The recent lifting of provincial public health restrictions means the various sport activities are now continuing without the requirements that were previously in place under the protocol.

“I would say for the most part we’re 90 to 95 per cent back to where we were pre-pandemic,” Gordon noted. “We fully recommend masking, physical distancing when possible, we encourage those to vaccinate if they feel that’s right for them, but we of course don’t mandate any of that. We do still see kids masking as they go onto courts or between games, and we definitely support that at any point in time, and the idea that if you have any symptoms, then you’re not taking part. So that piece is still in place.”

The pandemic had an impact on participation numbers and SWAC will look at ways to encourage students to return to school sport.

“I’m confident that as we work through next year and the next few years, those numbers will come back,” she said. “Time will tell. I’m not naive enough to think that COVID is gone, but as we work through and we check our participants and illness rates, we’ll slowly start to bring everybody back into sport as safely as possible. 

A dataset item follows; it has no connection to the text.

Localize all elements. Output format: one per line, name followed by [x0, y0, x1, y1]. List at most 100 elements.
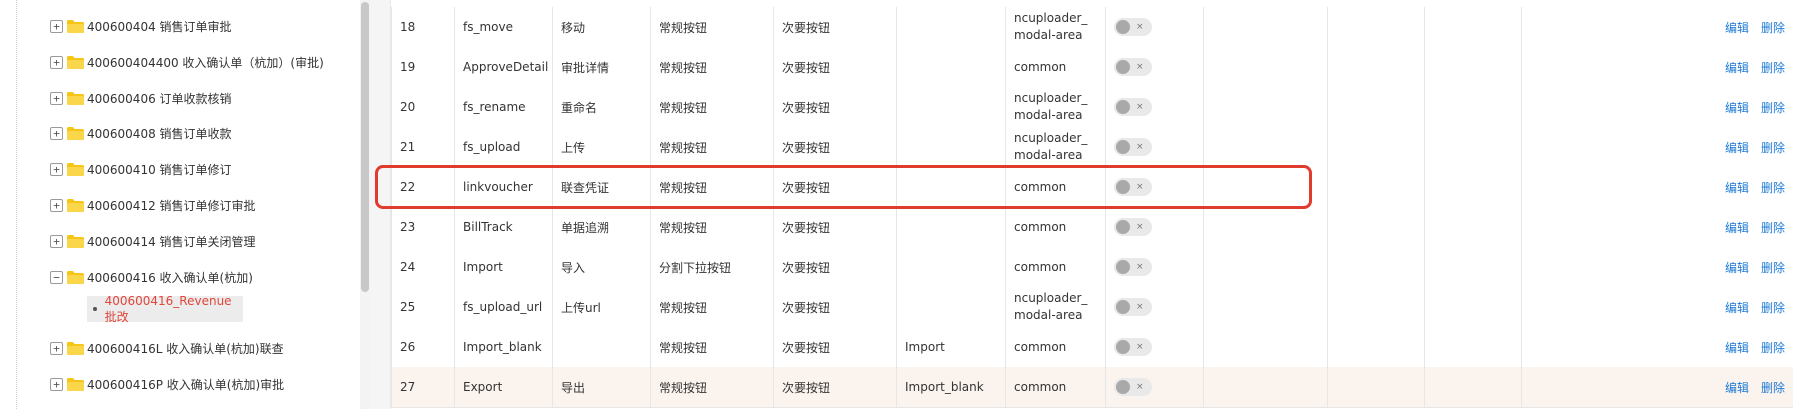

Lack of officials is an ongoing issue, specifically in soccer, football and basketball. SWAC offers free clinics in basketball and volleyball. She praised the efforts of athletic directors in the schools, who do their work on a voluntary basis, to deal with the challenges of the past few years.

“Schools have worked hard to get the coaches when they need them,” she said. “Some coaches have stepped back for a year or two and some officials, but our athletic directors have stuck through it and with as much as they have on their plate with COVID in their schools and teaching, which is their first job. They’ve done an awesome job of keeping our programs going in all our schools.”